Komponist Johannes X. Schachtner schrieb ein Violinkonzert für seine Schulfreundin Julia Fischer. | Bildquelle: © Dora Drexel Julia Fischer: Zum Zeitpunkt dieses Interviews habe ich bisher nur meine Geigenstimme gelernt und habe noch nicht den Eindruck des ersten Hörens mit Orchester. Was mich bei Johannes fasziniert, ist seine Suche nach Klangfarben. Er sucht ganz neue Klänge, ganz neue Kombinationen, entwickelt sie aus einer Note heraus. Er nimmt sich das Zentrum einer Note, und um diese Note herum fängt er an zu bauen. Und das finde ich ganz großartig. Aber auch, wie er die Geige benutzt. Das ist relativ konventionell, also ich muss jetzt nicht irgendwie auf dem Griffbrett herumklopfen oder dazu singen. Aber gerade im Bereich der Flageoletts – welche man benutzen kann, wie man die benutzen kann, welche Obertöne es gibt und so weiter – da geht es wirklich sehr, sehr weit.
Ich habe natürlich dann auch meinen Senf dazu gegeben und ihm gesagt, was geht und was nicht geht. Oder was vielleicht theoretisch geht, aber einfach nicht überzeugend ist. Da haben wir zusammen immer Lösungen gefunden. Es ist sehr angenehm, mit Johannes zu arbeiten, denn auf der einen Seite weiß er ganz genau, was er will. Gleichzeitig ist er aber total offen, sich von jemandem, der das Instrument natürlich besser beherrscht als er, anzuhören, was der bessere Weg wäre.

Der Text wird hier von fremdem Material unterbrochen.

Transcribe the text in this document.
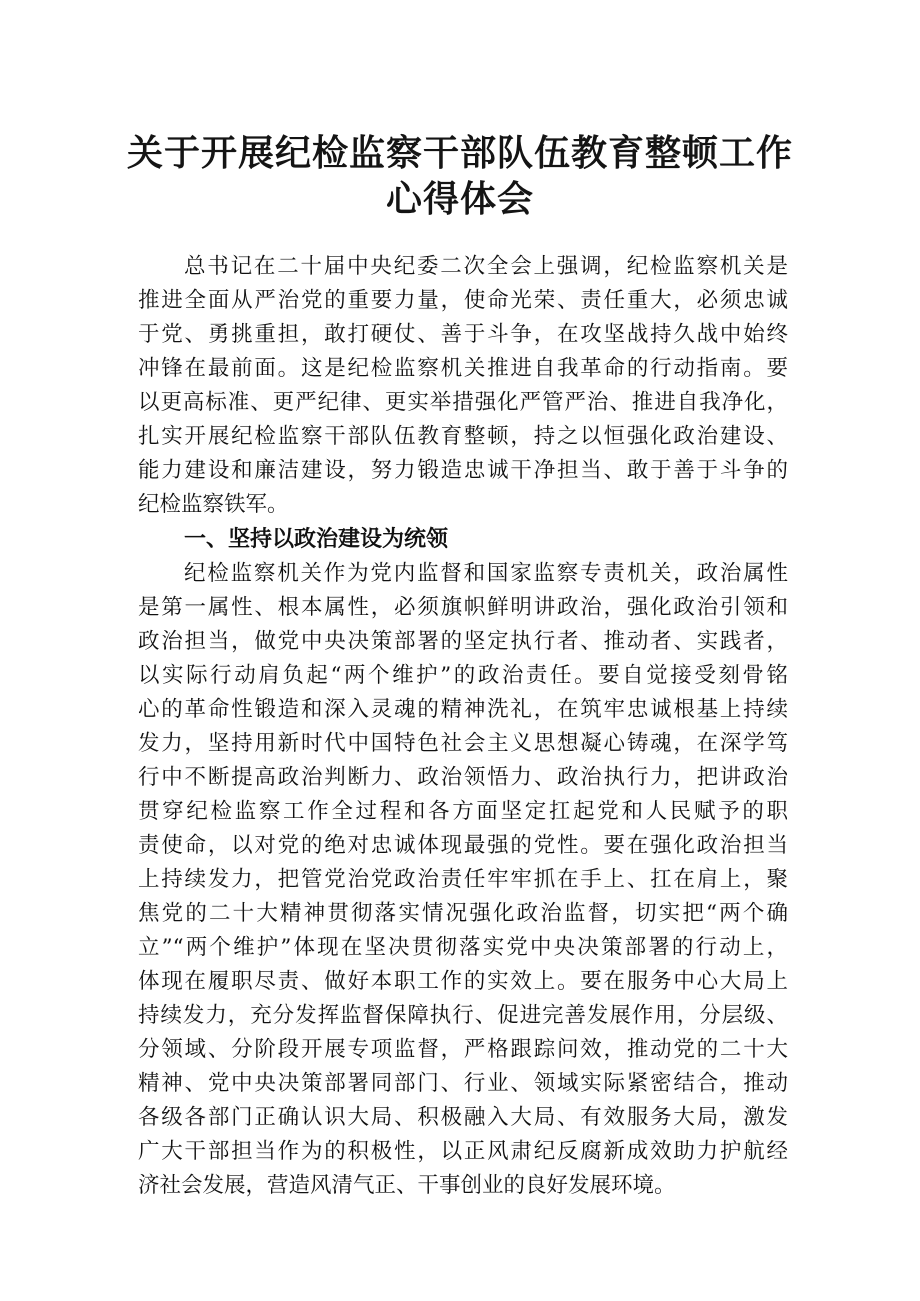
关于开展纪检监察干部队伍教育整顿工作
心得体会
总书记在二十届中央纪委二次全会上强调，纪检监察机关是
推进全面从严治党的重要力量，使命光荣、责任重大，必须忠诚
于党、勇挑重担，敢打硬仗、善于斗争，在攻坚战持久战中始终
冲锋在最前面。这是纪检监察机关推进自我革命的行动指南。要
以更高标准、更严纪律、更实举措强化严管严治、推进自我净化，
扎实开展纪检监察干部队伍教育整顿，持之以恒强化政治建设、
能力建设和廉洁建设，努力锻造忠诚干净担当、敢于善于斗争的
纪检监察铁军。
一、坚持以政治建设为统领
纪检监察机关作为党内监督和国家监察专责机关，政治属性
是第一属性、根本属性，必须旗帜鲜明讲政治，强化政治引领和
政治担当，做党中央决策部署的坚定执行者、推动者、实践者，
以实际行动肩负起“两个维护”的政治责任。要自觉接受刻骨铭
心的革命性锻造和深入灵魂的精神洗礼，在筑牢忠诚根基上持续
发力，坚持用新时代中国特色社会主义思想凝心铸魂，在深学笃
行中不断提高政治判断力、政治领悟力、政治执行力，把讲政治
贯穿纪检监察工作全过程和各方面坚定扛起党和人民赋予的职
责使命，以对党的绝对忠诚体现最强的党性。要在强化政治担当
上持续发力，把管党治党政治责任牢牢抓在手上、扛在肩上，聚
焦党的二十大精神贯彻落实情况强化政治监督，切实把“两个确
立”“两个维护”体现在坚决贯彻落实党中央决策部署的行动上，
体现在履职尽责、做好本职工作的实效上。要在服务中心大局上
持续发力，充分发挥监督保障执行、促进完善发展作用，分层级、
分领域、分阶段开展专项监督，严格跟踪问效，推动党的二十大
精神、党中央决策部署同部门、行业、领域实际紧密结合，推动
各级各部门正确认识大局、积极融入大局、有效服务大局，激发
广大干部担当作为的积极性，以正风肃纪反腐新成效助力护航经
济社会发展，营造风清气正、干事创业的良好发展环境。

Es ist sehr angenehm, mit Johannes zu arbeiten.
BR-KLASSIK: Das Konzert findet zur Feier der 70-jährigen Zusammenarbeit des Bayerischen Rundfunks mit den Bamberger Symphonikern statt. Sie kennen das Orchester gut, haben mit ihm schon mehrfach gespielt. Was schätzen Sie an diesem Orchester?
Julia Fischer: Ich finde, das Orchester hat tatsächlich eine ganz wunderbare Art zu arbeiten. Es macht Riesenspaß. Das Orchester ist sehr offen, sehr bescheiden und sehr willig, sehr aktiv. Wir haben immer eine wirklich schöne Zeit zusammen. Wir haben auch ein Corona-Konzert gespielt, nur für die Kameras. Trotzdem herrschte eine gute und positive Stimmung. Und das war ja in der Zeit nicht überall gegeben.

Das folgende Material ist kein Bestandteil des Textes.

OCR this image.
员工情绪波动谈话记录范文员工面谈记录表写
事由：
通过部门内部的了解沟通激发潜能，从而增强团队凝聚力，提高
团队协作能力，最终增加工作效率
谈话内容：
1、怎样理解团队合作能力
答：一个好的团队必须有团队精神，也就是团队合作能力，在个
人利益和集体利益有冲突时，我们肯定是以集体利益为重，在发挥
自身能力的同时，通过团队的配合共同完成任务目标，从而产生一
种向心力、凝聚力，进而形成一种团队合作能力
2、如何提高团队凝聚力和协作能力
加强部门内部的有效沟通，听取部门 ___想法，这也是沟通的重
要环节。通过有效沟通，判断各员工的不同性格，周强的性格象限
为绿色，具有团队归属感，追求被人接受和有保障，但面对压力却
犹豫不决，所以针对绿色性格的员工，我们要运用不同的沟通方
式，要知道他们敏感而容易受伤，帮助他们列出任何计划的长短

BR-KLASSIK: Sie sind neben ihrer Karriere als Geigerin auch schon sehr lange Dozentin beziehungsweise Professorin, zunächst in Frankfurt, dann an der Münchner Musikhochschule, wo Sie ja auch selber studiert haben. Ist das ein gleich wichtiger Bestandteil Ihrer Arbeit als Geigerin?
Julia Fischer: Ja, absolut. Das ist mindestens genauso wichtig für mich wie meine Konzerttätigkeit. Und es ist auch selbstverständlich immer im Hinterkopf, dass ich, wenn ich mal keine Konzerte mehr spielen kann oder will, weiter unterrichte. Das ist für mich ganz klar.
BR-KLASSIK: Worin liegt die Faszination? Beziehungsweise kommen wir vielleicht auch auf ihre eigene Studienzeit zurück in der Klasse von Anna Chumachenko, aus der ja auch zum Beispiel Arabella Steinbacher, Lisa Batiashvili oder Linus Roth hervorgegangen sind, also eine wirkliche Talenteschmiede. Wie schafft man es, junge Musikerinnen und Musiker zu solchen Talenten heranzubilden?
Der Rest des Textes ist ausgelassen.